Menguji Orang Dengan Person Tertentu

Fatwa Syaikh Muhammad bin Umar Bazmul

Soal:

Semoga Allah Ta’ala selalu menjaga dan melindungi engkau Syeikh, Apa pendapatmu bagi orang yang menyatakan: “Sesungguhnya tidak boleh melakukan imtihanun nas bil asykhash (menguji orang dengan person tertentu)”. Semisal ketika si fulan A adalah pelaku bid’ah, lalu kita tanyakan kepada orang yang ingin kita uji: “Apa pendapatmu tentang si fulan A?” atau “Apa sikapmu tentang ulama A”? Apakah praktek seperti ini termasuk kebid’ahan? Kami mengharapkan penjelasan dari anda, wahai Syaikh. Semoga Allah Ta’ala selalu menjaga Anda.

Jawab:

Praktek imtihanun nas bil asykhash, yaitu menguji orang dengan menyebutkan tentang si Fulan (person tertentu). Jika si Fulan ini orang yang jelas dalam ke bid’ahannya atau jelas dalam berpegang teguh pada sunnah, maka praktek seperti ini diamalkan oleh para salaf. Dahulu para ulama di zaman yang muncul berbagai bid’ah, mereka menguji seseorang dengan bertanya sikapnya terhadap Imam Ahmad bin Hambal Rahimahullah. Mereka bertanya: “bagaimana menurutmu tentang Ahmad bin Hambal?”. Yang mana Imam Ahmad bin Hambal adalah seorang yang jelas kokoh di atas sunnah.
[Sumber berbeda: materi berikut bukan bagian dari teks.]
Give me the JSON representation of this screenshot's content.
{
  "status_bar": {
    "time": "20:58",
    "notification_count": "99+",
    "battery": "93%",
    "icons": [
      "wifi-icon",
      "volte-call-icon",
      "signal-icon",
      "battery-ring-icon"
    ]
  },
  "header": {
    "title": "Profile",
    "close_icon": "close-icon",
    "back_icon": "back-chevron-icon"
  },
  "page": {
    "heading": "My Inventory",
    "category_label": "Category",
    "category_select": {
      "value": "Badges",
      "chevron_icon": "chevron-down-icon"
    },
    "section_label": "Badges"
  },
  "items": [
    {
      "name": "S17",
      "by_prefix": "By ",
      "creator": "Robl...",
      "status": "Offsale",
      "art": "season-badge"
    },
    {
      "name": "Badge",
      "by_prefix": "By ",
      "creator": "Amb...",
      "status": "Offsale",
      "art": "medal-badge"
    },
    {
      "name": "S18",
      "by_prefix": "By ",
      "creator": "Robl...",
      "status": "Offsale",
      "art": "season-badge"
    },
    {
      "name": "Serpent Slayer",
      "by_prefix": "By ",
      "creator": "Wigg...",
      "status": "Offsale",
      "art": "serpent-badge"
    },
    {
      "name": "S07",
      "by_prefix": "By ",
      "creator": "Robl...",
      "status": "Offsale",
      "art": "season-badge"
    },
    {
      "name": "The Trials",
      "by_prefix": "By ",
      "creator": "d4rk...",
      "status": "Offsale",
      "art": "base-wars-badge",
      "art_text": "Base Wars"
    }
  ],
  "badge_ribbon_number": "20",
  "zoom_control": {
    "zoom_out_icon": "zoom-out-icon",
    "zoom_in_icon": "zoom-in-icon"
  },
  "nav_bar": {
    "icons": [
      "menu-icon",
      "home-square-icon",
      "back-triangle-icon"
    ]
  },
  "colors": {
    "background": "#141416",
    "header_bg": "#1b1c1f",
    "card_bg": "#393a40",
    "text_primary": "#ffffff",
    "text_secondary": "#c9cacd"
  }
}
Maka perbuatan ini mempunyai dasar dari perbuatan para salaf –ridwanulah ‘alaihim

Jika demikian adanya, apakah layak kita mengatakan praktek seperti ini adalah bidah dhalalah? Tentu ini pernyataan yang keliru. Terutama jika person tertentu tersebut jelas merupakan ulama ahlussunnah wal jama’ah.

Dan saya akan berikan pertanyaan yang hendaknya dijawab oleh orang yang mengingkari praktek imtihanun nas bil asykhash. Padahal ini adalah perkara yang biasa dipraktekkan oleh ulama ahlussunnah wal jama’ah.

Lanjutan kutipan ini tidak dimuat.